Hans Fallada war Morphinist, Trinker, ein von seinen Dämonen bedrängter Künstler, der große Romane seiner Zeit schuf. Zugleich war er ein liebender Familienvater, der mit seinen Kindern Uli, Mücke und Achim Ruderboot fuhr, ihnen Geschichten erzählte und diese für sie aufschrieb – legendär sind seine »Geschichten aus der Murkelei«.
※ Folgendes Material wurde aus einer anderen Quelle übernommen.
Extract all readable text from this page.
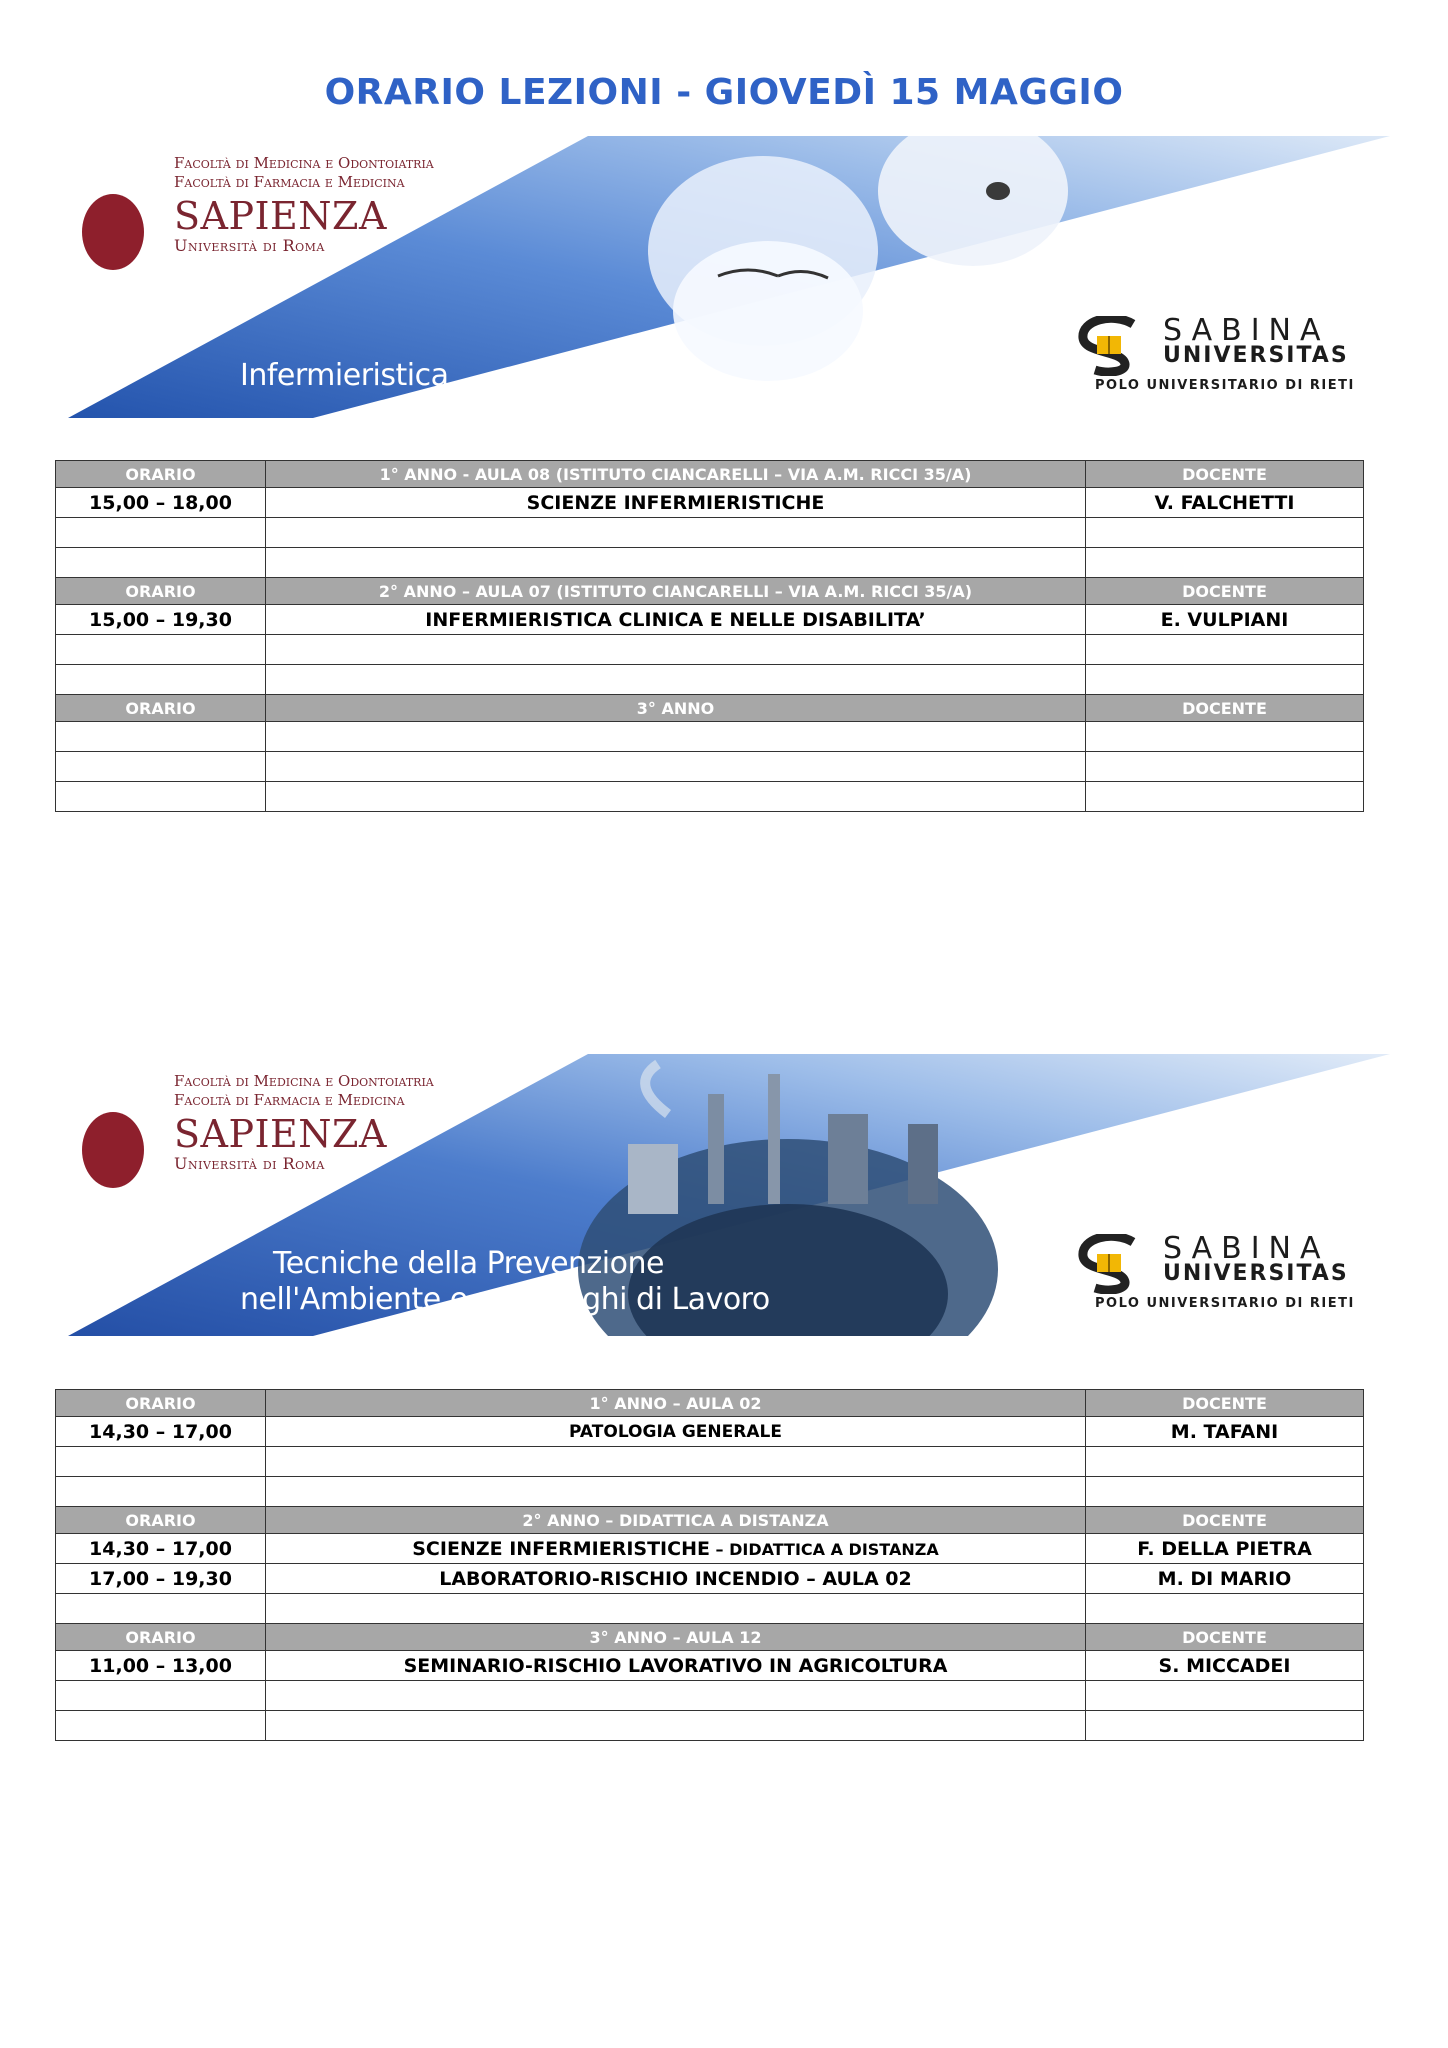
ORARIO LEZIONI - GIOVEDÌ 15 MAGGIO
Facoltà di Medicina e Odontoiatria
Facoltà di Farmacia e Medicina
SAPIENZA
Università di Roma
Infermieristica
SABINA
UNIVERSITAS
POLO UNIVERSITARIO DI RIETI
ORARIO	1° ANNO - AULA 08 (ISTITUTO CIANCARELLI – VIA A.M. RICCI 35/A)	DOCENTE
15,00 – 18,00	SCIENZE INFERMIERISTICHE	V. FALCHETTI

ORARIO	2° ANNO – AULA 07 (ISTITUTO CIANCARELLI – VIA A.M. RICCI 35/A)	DOCENTE
15,00 – 19,30	INFERMIERISTICA CLINICA E NELLE DISABILITA’	E. VULPIANI

ORARIO	3° ANNO	DOCENTE

Facoltà di Medicina e Odontoiatria
Facoltà di Farmacia e Medicina
SAPIENZA
Università di Roma
Tecniche della Prevenzione
nell'Ambiente e nei Luoghi di Lavoro
SABINA
UNIVERSITAS
POLO UNIVERSITARIO DI RIETI
ORARIO	1° ANNO – AULA 02	DOCENTE
14,30 – 17,00	PATOLOGIA GENERALE	M. TAFANI

ORARIO	2° ANNO – DIDATTICA A DISTANZA	DOCENTE
14,30 – 17,00	SCIENZE INFERMIERISTICHE – DIDATTICA A DISTANZA	F. DELLA PIETRA
17,00 – 19,30	LABORATORIO-RISCHIO INCENDIO – AULA 02	M. DI MARIO

ORARIO	3° ANNO – AULA 12	DOCENTE
11,00 – 13,00	SEMINARIO-RISCHIO LAVORATIVO IN AGRICOLTURA	S. MICCADEI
Und er schrieb ihnen zu Herzen gehende Briefe. Das brillante wie berührende Selbstporträt des Autors, das er für seinen ältesten Sohn Uli verfasste, stellt zusammen mit bislang unveröffentlichten Briefen an Tochter Mücke, die ab August 1942 für ein Jahr das Internat in Hermannswerder besuchte, eine ganz besondere Liebeserklärung des Vaters an seine Kinder dar.
»Du bist doch ein kleiner Mensch, der zum ersten Mal allein in der großen Welt ist, dass wir da immerzu an Dich denken, ist klar.« Hans Fallada an Tochter Mücke, 24. August 1942
Über Rudolf Ditzen
Rudolf Ditzen alias HANS FALLADA (1893 Greifswald – 1947 Berlin), zwischen 1915 und 1925 Rendant auf Rittergütern, Hofinspektor, Buchhalter, zwischen 1928 und 1931 Adressenschreiber, Annoncensammler, Verlagsangestellter, 1920 Roman-Debüt mit »Der junge Goedeschal«. Der vielfach übersetzte Roman »Kleiner Mann – was nun?« (1932) macht Fallada weltbekannt. Sein letztes Buch, »Jeder stirbt für sich allein« (1947), avancierte rund sechzig Jahre nach Erscheinen zum internationalen Bestseller. Weitere Werke u. a.: »Bauern, Bonzen und Bomben« (1931), »Wer einmal aus dem Blechnapf frißt« (1934), »Wolf unter Wölfen« (1937), »Der eiserne Gustav« (1938).
Nele Holdack, leitende Lektorin moderne Klassik und Klassik, gab unter anderem Werke von Hans Fallada, Victor Klemperer, Lion Feuchtwanger und Mark Twain heraus.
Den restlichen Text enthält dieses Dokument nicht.